Non hanno fatto altro che restare in piedi di fronte alle macchine. Nessun giornale né emittente televisiva era lì per raccontare la protesta. Un blackout informativo totale. Ma la polizia si è attivata con i cannoni d’acqua e lo spray al peperoncino. Hanno spinto la folla fuori dal parco.
Nel pomeriggio il numero di manifestanti si è moltiplicato. Così anche il numero di poliziotti, mentre il governo locale di Istanbul chiudeva tutte le vie d’accesso a piazza Taksim, dove si trova il parco Gezi. La metro è stata chiusa, i treni cancellati, le strade bloccate. Ma sempre più gente ha raggiunto a piedi il centro della città. Sono arrivati da tutta Istanbul. Sono giunti da diversi background, da diverse ideologie, da diverse religioni. Si sono ritrovati per fermare la demolizione di qualcosa di più grande di un parco: il diritto a vivere dignitosamente come cittadini di questo Paese.
Hanno marciato. La polizia li ha respinti con spray al peperoncino e gas lacrimogeni e ha guidato i tank contro la folla che offriva ai poliziotti cibo. Due giovani sono stati colpiti dai tank e sono stati uccisi. Un’altra giovane donna, una mia amica, è stata colpita alla testa da uno dei candelotti lacrimogeni. La polizia li lanciava in mezzo alla folla. Dopo tre ore di operazione chirurgica, è ancora in terapia intensiva in condizioni critiche. Mentre scrivo, non so ancora se ce la farà. Questo post è per lei.”

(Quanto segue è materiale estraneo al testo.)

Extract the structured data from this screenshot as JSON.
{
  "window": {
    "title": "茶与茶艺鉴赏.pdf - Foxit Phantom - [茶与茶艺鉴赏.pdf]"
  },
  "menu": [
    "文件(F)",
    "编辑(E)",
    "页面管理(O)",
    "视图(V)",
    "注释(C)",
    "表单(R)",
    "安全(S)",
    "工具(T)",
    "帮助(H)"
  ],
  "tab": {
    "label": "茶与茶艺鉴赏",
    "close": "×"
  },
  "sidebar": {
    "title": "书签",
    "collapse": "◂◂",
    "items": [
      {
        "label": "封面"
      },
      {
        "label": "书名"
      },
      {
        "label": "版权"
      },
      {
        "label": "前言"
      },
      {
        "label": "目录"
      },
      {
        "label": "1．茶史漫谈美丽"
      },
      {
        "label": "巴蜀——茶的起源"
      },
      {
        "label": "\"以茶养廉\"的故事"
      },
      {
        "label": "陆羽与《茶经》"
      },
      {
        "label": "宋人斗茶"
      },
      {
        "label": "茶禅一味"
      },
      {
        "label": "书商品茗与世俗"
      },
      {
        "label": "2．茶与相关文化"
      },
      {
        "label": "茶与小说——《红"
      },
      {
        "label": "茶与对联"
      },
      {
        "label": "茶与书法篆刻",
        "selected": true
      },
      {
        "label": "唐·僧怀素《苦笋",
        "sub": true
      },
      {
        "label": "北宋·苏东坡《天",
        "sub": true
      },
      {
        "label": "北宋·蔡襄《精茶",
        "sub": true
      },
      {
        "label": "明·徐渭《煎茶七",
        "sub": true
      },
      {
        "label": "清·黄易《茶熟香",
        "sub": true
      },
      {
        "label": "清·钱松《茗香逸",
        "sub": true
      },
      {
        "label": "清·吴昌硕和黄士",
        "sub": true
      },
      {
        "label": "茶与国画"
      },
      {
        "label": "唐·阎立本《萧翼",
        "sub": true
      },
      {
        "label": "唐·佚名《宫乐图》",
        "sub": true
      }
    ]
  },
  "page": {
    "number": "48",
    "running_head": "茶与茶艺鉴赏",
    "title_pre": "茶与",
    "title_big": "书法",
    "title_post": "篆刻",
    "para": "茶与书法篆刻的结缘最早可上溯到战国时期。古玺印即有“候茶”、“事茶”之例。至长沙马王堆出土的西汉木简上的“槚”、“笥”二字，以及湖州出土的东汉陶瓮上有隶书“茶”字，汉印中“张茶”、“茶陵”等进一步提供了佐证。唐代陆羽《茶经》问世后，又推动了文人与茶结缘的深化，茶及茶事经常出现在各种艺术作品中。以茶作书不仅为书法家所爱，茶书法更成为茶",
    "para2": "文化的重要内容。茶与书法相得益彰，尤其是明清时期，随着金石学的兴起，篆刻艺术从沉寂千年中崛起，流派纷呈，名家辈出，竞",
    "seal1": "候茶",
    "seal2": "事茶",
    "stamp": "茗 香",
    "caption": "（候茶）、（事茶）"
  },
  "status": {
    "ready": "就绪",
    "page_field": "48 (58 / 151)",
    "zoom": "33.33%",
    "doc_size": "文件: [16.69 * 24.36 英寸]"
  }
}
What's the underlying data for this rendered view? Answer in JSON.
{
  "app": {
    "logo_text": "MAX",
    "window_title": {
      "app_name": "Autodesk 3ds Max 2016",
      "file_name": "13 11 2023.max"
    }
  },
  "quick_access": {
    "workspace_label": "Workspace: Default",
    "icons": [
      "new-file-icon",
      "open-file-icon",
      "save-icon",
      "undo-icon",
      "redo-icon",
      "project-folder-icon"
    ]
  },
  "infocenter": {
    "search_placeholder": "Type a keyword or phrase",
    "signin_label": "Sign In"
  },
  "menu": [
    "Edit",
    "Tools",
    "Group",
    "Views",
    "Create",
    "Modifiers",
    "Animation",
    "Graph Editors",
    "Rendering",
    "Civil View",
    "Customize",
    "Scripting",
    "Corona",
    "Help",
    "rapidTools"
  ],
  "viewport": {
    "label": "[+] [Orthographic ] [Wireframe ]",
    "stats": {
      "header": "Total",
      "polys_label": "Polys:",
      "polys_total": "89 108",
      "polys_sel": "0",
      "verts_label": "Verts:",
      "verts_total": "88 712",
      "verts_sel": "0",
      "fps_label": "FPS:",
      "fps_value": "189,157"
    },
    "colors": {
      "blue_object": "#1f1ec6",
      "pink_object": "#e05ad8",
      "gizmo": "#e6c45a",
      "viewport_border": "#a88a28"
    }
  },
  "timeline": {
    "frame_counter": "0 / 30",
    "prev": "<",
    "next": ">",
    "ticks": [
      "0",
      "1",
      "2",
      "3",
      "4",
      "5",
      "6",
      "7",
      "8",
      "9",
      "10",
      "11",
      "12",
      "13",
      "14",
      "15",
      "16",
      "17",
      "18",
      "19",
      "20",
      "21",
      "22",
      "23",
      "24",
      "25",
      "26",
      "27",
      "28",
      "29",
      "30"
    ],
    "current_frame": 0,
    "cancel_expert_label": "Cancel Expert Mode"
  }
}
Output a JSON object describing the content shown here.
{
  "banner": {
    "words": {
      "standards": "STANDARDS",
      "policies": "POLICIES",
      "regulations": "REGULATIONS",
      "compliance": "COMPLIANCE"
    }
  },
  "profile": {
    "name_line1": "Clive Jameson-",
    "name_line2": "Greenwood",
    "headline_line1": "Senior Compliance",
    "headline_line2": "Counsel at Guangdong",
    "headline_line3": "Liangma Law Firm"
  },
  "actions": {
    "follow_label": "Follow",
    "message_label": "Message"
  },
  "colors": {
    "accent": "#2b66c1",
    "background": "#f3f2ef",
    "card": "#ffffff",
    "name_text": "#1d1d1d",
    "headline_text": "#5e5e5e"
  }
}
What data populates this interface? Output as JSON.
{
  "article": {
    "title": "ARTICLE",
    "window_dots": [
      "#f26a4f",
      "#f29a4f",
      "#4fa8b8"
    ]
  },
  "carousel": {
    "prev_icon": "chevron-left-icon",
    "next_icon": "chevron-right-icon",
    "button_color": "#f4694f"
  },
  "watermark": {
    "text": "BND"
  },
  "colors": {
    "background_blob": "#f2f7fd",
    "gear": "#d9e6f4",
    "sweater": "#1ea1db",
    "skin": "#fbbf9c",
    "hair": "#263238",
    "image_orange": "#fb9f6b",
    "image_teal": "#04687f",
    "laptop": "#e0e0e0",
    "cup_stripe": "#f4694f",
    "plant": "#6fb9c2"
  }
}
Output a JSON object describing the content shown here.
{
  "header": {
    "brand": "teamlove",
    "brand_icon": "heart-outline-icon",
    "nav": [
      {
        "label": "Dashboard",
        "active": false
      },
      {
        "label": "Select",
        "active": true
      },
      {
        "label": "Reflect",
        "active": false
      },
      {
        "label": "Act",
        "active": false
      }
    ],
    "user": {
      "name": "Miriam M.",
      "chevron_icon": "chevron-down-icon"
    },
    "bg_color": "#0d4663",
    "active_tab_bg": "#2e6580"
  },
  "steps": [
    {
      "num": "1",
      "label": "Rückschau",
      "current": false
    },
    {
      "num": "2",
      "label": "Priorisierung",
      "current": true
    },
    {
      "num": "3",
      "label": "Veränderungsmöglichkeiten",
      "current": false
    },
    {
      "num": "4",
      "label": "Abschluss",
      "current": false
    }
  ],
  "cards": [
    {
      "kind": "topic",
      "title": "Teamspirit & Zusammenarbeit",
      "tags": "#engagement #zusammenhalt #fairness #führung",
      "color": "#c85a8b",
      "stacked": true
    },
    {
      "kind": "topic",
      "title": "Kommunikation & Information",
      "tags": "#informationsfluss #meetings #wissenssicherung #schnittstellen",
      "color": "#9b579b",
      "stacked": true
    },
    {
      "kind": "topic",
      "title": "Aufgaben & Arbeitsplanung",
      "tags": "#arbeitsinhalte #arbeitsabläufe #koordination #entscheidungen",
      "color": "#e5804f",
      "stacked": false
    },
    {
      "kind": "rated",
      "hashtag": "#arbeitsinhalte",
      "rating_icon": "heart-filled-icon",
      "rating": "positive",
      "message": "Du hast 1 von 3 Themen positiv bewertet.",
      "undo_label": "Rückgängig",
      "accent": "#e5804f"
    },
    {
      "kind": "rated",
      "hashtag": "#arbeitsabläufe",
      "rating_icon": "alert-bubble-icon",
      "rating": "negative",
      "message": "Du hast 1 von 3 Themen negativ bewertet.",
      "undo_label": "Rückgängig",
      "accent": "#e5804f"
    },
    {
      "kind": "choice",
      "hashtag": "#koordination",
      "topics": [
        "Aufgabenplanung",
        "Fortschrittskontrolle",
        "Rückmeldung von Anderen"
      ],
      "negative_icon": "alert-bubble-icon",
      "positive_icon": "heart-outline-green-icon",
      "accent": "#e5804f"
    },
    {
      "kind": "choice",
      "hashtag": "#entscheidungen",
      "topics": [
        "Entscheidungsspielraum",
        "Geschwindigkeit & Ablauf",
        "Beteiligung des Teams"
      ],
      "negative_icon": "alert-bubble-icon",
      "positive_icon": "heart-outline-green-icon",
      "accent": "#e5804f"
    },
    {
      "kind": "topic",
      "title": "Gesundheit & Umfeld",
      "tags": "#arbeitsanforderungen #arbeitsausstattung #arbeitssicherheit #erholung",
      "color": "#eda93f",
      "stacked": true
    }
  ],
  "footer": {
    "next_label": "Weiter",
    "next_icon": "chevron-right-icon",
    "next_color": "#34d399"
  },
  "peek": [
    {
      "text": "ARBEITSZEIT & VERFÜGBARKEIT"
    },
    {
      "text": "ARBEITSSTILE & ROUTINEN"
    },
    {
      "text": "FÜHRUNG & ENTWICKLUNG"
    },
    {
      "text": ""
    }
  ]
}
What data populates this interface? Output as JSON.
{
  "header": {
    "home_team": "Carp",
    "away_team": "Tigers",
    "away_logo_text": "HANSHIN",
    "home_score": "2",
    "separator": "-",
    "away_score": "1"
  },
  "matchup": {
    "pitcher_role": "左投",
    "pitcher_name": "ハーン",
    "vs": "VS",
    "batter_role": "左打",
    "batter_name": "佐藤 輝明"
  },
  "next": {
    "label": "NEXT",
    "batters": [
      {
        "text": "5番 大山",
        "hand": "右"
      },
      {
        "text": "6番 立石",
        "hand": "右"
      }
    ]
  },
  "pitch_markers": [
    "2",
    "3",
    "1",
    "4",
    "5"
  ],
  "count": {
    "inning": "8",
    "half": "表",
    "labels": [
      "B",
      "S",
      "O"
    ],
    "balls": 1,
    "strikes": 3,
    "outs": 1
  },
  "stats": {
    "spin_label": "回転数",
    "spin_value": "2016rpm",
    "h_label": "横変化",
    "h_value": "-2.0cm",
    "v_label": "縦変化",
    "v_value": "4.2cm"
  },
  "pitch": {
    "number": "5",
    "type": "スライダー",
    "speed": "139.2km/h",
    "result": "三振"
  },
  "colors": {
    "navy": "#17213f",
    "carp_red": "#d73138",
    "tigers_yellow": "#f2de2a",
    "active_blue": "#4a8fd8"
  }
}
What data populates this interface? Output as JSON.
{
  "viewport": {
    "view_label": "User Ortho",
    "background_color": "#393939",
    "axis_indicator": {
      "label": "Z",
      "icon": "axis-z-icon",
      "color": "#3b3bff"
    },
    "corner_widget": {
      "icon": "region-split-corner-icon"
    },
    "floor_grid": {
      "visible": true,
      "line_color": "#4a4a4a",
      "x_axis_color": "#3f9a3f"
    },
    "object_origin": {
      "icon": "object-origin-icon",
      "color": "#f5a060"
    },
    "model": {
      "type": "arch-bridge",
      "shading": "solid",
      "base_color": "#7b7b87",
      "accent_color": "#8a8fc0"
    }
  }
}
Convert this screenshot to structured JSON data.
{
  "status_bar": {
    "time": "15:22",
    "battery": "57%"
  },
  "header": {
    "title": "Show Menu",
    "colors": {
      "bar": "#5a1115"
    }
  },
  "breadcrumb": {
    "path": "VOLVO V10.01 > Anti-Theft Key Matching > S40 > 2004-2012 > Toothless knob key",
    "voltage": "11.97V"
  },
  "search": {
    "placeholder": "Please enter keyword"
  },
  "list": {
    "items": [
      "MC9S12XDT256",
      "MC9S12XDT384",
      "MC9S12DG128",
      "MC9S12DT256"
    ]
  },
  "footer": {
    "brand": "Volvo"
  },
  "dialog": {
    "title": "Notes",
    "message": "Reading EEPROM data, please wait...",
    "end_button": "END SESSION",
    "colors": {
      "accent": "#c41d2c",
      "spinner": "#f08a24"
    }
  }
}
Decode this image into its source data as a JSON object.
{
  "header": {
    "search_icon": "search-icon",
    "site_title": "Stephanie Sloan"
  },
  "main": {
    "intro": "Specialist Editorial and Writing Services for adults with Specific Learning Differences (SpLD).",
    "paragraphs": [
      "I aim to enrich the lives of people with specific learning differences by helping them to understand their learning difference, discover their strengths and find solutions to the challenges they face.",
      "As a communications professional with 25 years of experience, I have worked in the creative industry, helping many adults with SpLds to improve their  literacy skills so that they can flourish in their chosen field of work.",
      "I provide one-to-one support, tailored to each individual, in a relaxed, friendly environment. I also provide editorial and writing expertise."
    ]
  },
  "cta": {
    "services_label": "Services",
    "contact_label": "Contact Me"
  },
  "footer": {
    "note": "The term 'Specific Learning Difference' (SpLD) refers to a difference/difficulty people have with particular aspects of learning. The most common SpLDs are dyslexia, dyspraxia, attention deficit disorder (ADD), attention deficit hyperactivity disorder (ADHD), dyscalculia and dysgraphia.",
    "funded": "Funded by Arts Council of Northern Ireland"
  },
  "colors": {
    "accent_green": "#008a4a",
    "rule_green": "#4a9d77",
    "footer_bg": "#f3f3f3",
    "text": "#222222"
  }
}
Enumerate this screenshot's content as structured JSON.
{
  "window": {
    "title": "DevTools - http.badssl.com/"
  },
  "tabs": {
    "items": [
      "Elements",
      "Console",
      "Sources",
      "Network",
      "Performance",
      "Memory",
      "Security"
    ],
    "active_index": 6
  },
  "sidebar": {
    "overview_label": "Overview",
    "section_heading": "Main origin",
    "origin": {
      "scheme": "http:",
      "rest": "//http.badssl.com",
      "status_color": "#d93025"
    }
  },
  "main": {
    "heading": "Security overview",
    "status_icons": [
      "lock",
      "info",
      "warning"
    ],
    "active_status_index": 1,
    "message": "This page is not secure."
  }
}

Quando ho letto la lettera mi sono tornati alla mente gli occhi dei ragazze e delle ragazze che ho incontrato a Istanbul, quei loro sguardi colmi di senso di giustizia e di una fame di libertà che in Italia non avevo mai conosciuto.

E mi è venuto da pensare che da noi una cosa del genere semplicemente non sarebbe ancora possibile. Da noi quella fame di libertà semplicemente non c’è. O forse sta appena cominciando a nascere. Certo, non siamo la Turchia, la nostra storia e il nostro presente sono diversi. Eppure anche noi abbiamo le nostre schiavitù. Tutti le conosciamo, tutti le sappiamo nominare. Le nostre schiavitù sono più sottili, e perciò anche più subdole. E inoltre hanno avuto abbastanza tempo per spalmarsi da una élite alla gran parte della popolazione. Si chiamano corruzione, mafia, familismo, illiberalità, schiavitù intellettuale, appiattimento culturale, sudditanza al potere amicale della singola famiglia. In queste condizioni è ancora lontano il giorno in cui nei nostri occhi brillerà la fame di libertà.